Charkin has had limited success negotiating the terms with large payers and for clients the payer really wants. She specifies who else can have access, usually large regional employers such as Mervyns or IBM.

"I only recommend contracting with the largest PPOs out there," Charkin says. "You still get silent PPOs, but you don't need to contract with every PPO put there ... A lot of these PPOs are in business just to sell their networks."

Money does matter

Of course, contracts also are about the fee schedule, but even that isn't usually as straightforward as it looks. Here are some top catch-phrases to look for, provided by Chris Hicklin, senior contract analyst at IMACS, a Dallas-based company with multiple revenue-management tools, including contract review:

  • "Reimbursement will be X percent of Medicare's Resource Based Relative Value Scale (RBRVS), while drugs will be reimbursed at X percent of Medicare's fee schedule."
    The problem: The contract does not mention labs or durable medical equipment, neither of which are included in Medicare RBRVS, anyway.

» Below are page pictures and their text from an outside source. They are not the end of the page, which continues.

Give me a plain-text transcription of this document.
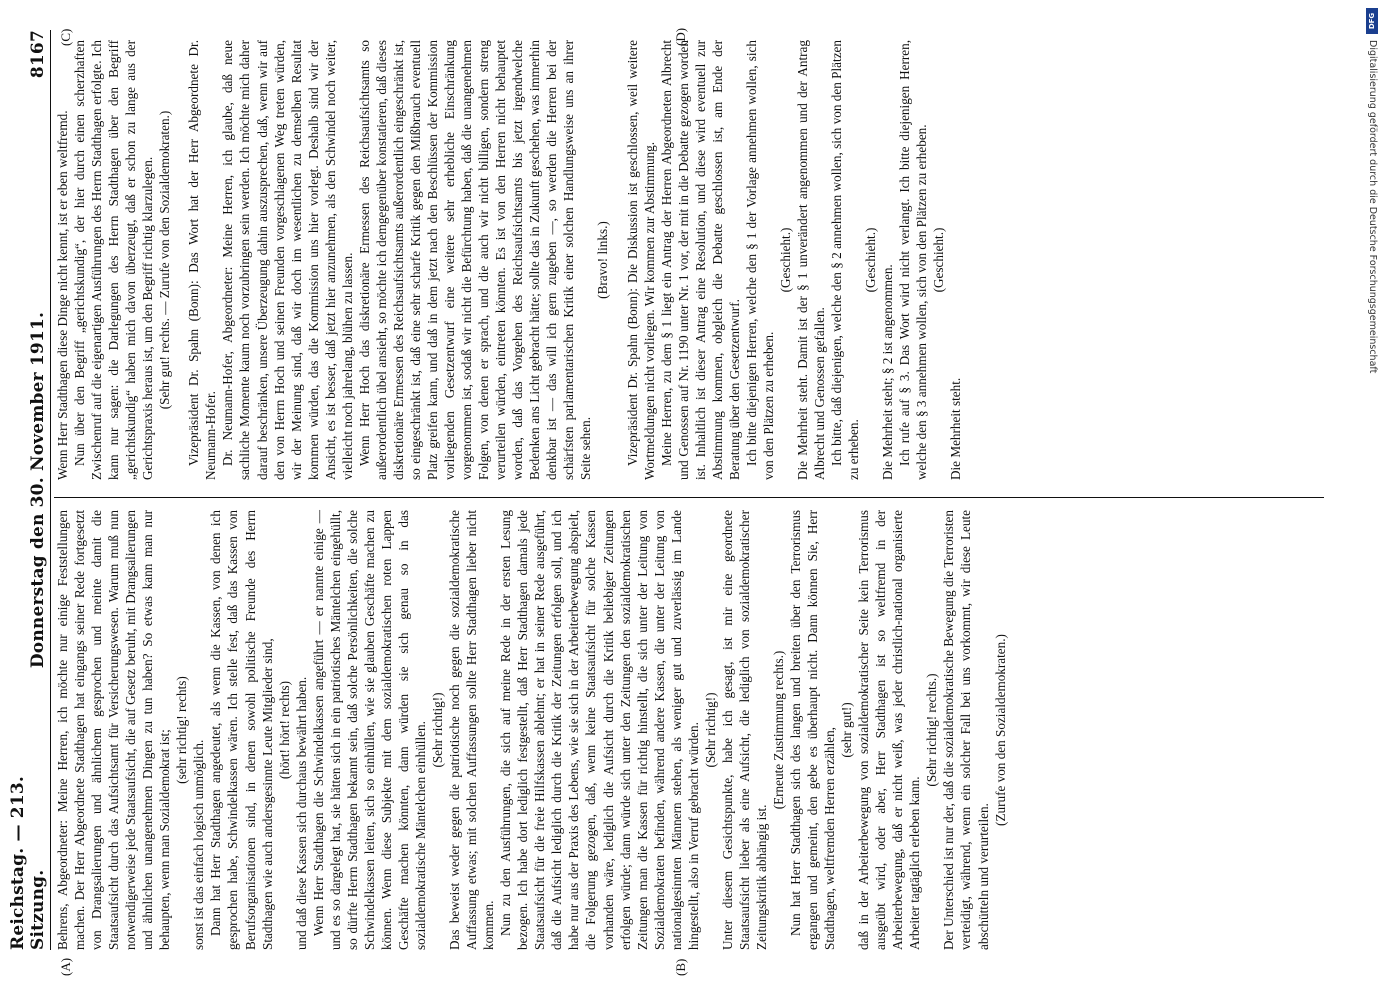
Reichstag. — 213. Sitzung.
Donnerstag den 30. November 1911.
8167
(A)	(B)
(C)	(D)

Behrens, Abgeordneter: Meine Herren, ich möchte nur einige Feststellungen machen. Der Herr Abgeordnete Stadthagen hat eingangs seiner Rede fortgesetzt von Drangsalierungen und ähnlichem gesprochen und meinte damit die Staatsaufsicht durch das Aufsichtsamt für Versicherungswesen. Warum muß nun notwendigerweise jede Staatsaufsicht, die auf Gesetz beruht, mit Drangsalierungen und ähnlichen unangenehmen Dingen zu tun haben? So etwas kann man nur behaupten, wenn man Sozialdemokrat ist; (sehr richtig! rechts)

sonst ist das einfach logisch unmöglich. Dann hat Herr Stadthagen angedeutet, als wenn die Kassen, von denen ich gesprochen habe, Schwindelkassen wären. Ich stelle fest, daß das Kassen von Berufsorganisationen sind, in denen sowohl politische Freunde des Herrn Stadthagen wie auch andersgesinnte Leute Mitglieder sind, (hört! hört! rechts) und daß diese Kassen sich durchaus bewährt haben. Wenn Herr Stadthagen die Schwindelkassen angeführt — er nannte einige — und es so dargelegt hat, sie hätten sich in ein patriotisches Mäntelchen eingehüllt, so dürfte Herrn Stadthagen bekannt sein, daß solche Persönlichkeiten, die solche Schwindelkassen leiten, sich so einhüllen, wie sie glauben Geschäfte machen zu können. Wenn diese Subjekte mit dem sozialdemokratischen roten Lappen Geschäfte machen könnten, dann würden sie sich genau so in das sozialdemokratische Mäntelchen einhüllen. (Sehr richtig!) Das beweist weder gegen die patriotische noch gegen die sozialdemokratische Auffassung etwas; mit solchen Auffassungen sollte Herr Stadthagen lieber nicht kommen. Nun zu den Ausführungen, die sich auf meine Rede in der ersten Lesung bezogen. Ich habe dort lediglich festgestellt, daß Herr Stadthagen damals jede Staatsaufsicht für die freie Hilfskassen ablehnt; er hat in seiner Rede ausgeführt, daß die Aufsicht lediglich durch die Kritik der Zeitungen erfolgen soll, und ich habe nur aus der Praxis des Lebens, wie sie sich in der Arbeiterbewegung abspielt, die Folgerung gezogen, daß, wenn keine Staatsaufsicht für solche Kassen vorhanden wäre, lediglich die Aufsicht durch die Kritik beliebiger Zeitungen erfolgen würde; dann würde sich unter den Zeitungen den sozialdemokratischen Zeitungen man die Kassen für richtig hinstellt, die sich unter der Leitung von Sozialdemokraten befinden, während andere Kassen, die unter der Leitung von nationalgesinnten Männern stehen, als weniger gut und zuverlässig im Lande hingestellt, also in Verruf gebracht würden. (Sehr richtig!) Unter diesem Gesichtspunkte, habe ich gesagt, ist mir eine geordnete Staatsaufsicht lieber als eine Aufsicht, die lediglich von sozialdemokratischer Zeitungskritik abhängig ist.

(Erneute Zustimmung rechts.) Nun hat Herr Stadthagen sich des langen und breiten über den Terrorismus ergangen und gemeint, den gebe es überhaupt nicht. Dann können Sie, Herr Stadthagen, weltfremden Herren erzählen, (sehr gut!) daß in der Arbeiterbewegung von sozialdemokratischer Seite kein Terrorismus ausgeübt wird, oder aber, Herr Stadthagen ist so weltfremd in der Arbeiterbewegung, daß er nicht weiß, was jeder christlich-national organisierte Arbeiter tagtäglich erleben kann.

(Sehr richtig! rechts.) Der Unterschied ist nur der, daß die sozialdemokratische Bewegung die Terroristen verteidigt, während, wenn ein solcher Fall bei uns vorkommt, wir diese Leute abschütteln und verurteilen.

(Zurufe von den Sozialdemokraten.)

Wenn Herr Stadthagen diese Dinge nicht kennt, ist er eben weltfremd. Nun über den Begriff „gerichtskundig“, der hier durch einen scherzhaften Zwischenruf auf die eigenartigen Ausführungen des Herrn Stadthagen erfolgte. Ich kann nur sagen: die Darlegungen des Herrn Stadthagen über den Begriff „gerichtskundig“ haben mich davon überzeugt, daß er schon zu lange aus der Gerichtspraxis heraus ist, um den Begriff richtig klarzulegen. (Sehr gut! rechts. — Zurufe von den Sozialdemokraten.) Vizepräsident Dr. Spahn (Bonn): Das Wort hat der Herr Abgeordnete Dr. Neumann-Hofer. Dr. Neumann-Hofer, Abgeordneter: Meine Herren, ich glaube, daß neue sachliche Momente kaum noch vorzubringen sein werden. Ich möchte mich daher darauf beschränken, unsere Überzeugung dahin auszusprechen, daß, wenn wir auf den von Herrn Hoch und seinen Freunden vorgeschlagenen Weg treten würden, wir der Meinung sind, daß wir doch im wesentlichen zu demselben Resultat kommen würden, das die Kommission uns hier vorlegt. Deshalb sind wir der Ansicht, es ist besser, daß jetzt hier anzunehmen, als den Schwindel noch weiter, vielleicht noch jahrelang, blühen zu lassen. Wenn Herr Hoch das diskretionäre Ermessen des Reichsaufsichtsamts so außerordentlich übel ansieht, so möchte ich demgegenüber konstatieren, daß dieses diskretionäre Ermessen des Reichsaufsichtsamts außerordentlich eingeschränkt ist, so eingeschränkt ist, daß eine sehr scharfe Kritik gegen den Mißbrauch eventuell Platz greifen kann, und daß in dem jetzt nach den Beschlüssen der Kommission vorliegenden Gesetzentwurf eine weitere sehr erhebliche Einschränkung vorgenommen ist, sodaß wir nicht die Befürchtung haben, daß die unangenehmen Folgen, von denen er sprach, und die auch wir nicht billigen, sondern streng verurteilen würden, eintreten könnten. Es ist von den Herren nicht behauptet worden, daß das Vorgehen des Reichsaufsichtsamts bis jetzt irgendwelche Bedenken ans Licht gebracht hätte; sollte das in Zukunft geschehen, was immerhin denkbar ist — das will ich gern zugeben —, so werden die Herren bei der schärfsten parlamentarischen Kritik einer solchen Handlungsweise uns an ihrer Seite sehen.

(Bravo! links.) Vizepräsident Dr. Spahn (Bonn): Die Diskussion ist geschlossen, weil weitere Wortmeldungen nicht vorliegen. Wir kommen zur Abstimmung. Meine Herren, zu dem § 1 liegt ein Antrag der Herren Abgeordneten Albrecht und Genossen auf Nr. 1190 unter Nr. 1 vor, der mit in die Debatte gezogen worden ist. Inhaltlich ist dieser Antrag eine Resolution, und diese wird eventuell zur Abstimmung kommen, obgleich die Debatte geschlossen ist, am Ende der Beratung über den Gesetzentwurf. Ich bitte diejenigen Herren, welche den § 1 der Vorlage annehmen wollen, sich von den Plätzen zu erheben.

(Geschieht.) Die Mehrheit steht. Damit ist der § 1 unverändert angenommen und der Antrag Albrecht und Genossen gefallen. Ich bitte, daß diejenigen, welche den § 2 annehmen wollen, sich von den Plätzen zu erheben.

(Geschieht.)

Die Mehrheit steht; § 2 ist angenommen. Ich rufe auf § 3. Das Wort wird nicht verlangt. Ich bitte diejenigen Herren, welche den § 3 annehmen wollen, sich von den Plätzen zu erheben. (Geschieht.)

Die Mehrheit steht.

DFG
Digitalisierung gefördert durch die Deutsche Forschungsgemeinschaft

  • Drugs will be paid through Medicare's drug fee schedule."
    The problem: Which year's fee schedule? Drug reimbursement has bounced all over the place in recent years. Also, there is no percentage specified. You can't assume it's 100 percent of the Medicare schedule.

  • "Payment is based on Medicare's RBRVS."
    The problem: The contract fails to mention the year, percentage, multiple procedure reductions, and modifier reductions - just to name a few missing elements.

  • "Reimbursement will be X percent of Medicare's fee schedule."
    The Problem: Although this language seems to be detailed, the year of the Medicare fee schedule is left out. Also, the contract really should be for Medicare RBRVS not the "fee schedule." Otherwise, the payer can pay only the procedures reimbursed by Medicare.

  • "The following Conversion Factors (CFs) were used in calculating fees. These CFs are an unweighted average for each group. Therefore, the fee will not equal the Relative Value Unit (RVU) times the conversion factor."
    The problem: "The contract states that the CF is indeed a custom conversion factor and lists the conversion factor for a couple different procedure code ranges. That would be great by itself - and would make it easy to evaluate payments. Unfortunately the contract then goes on to say that the CF listed is an average for each procedure code range and will not be able to be used to evaluate payments. This is a slick way the payer says, 'We will pay you something like this but not exactly, so don't try to check on us.' Therefore, without the payer's fee schedule, the reimbursement is only a guess at best," says Hicklin.

  • "Only the provider numbers listed below will receive X percent of Medicare; all others will be ..."
    The problem: Providers come and go. Never put a provider's number in a contract because when that provider is replaced, the contract will need to be updated.

  • "X percent of usual and customary, provider's billed charges or maximum fees as defined by law."
    The problem: "This language is in more contracts than you would think. It seems to be a straight percentage reimbursement contract, but there is a catch. 'Usual and customary' is defined by the payer and can fluctuate as the payer sees fit. Although the contract clearly has X percent of billed charges, the payer can pay a fraction of that percent if the payer decides that the provider's charges are not usual and customary for the provider's area. Many contracts have this language with little consequence; however, the provider is at risk of being deceived regarding the actual allowable," Hicklin reports.

A little careful reading and review can go a long way to better payment and processes later on.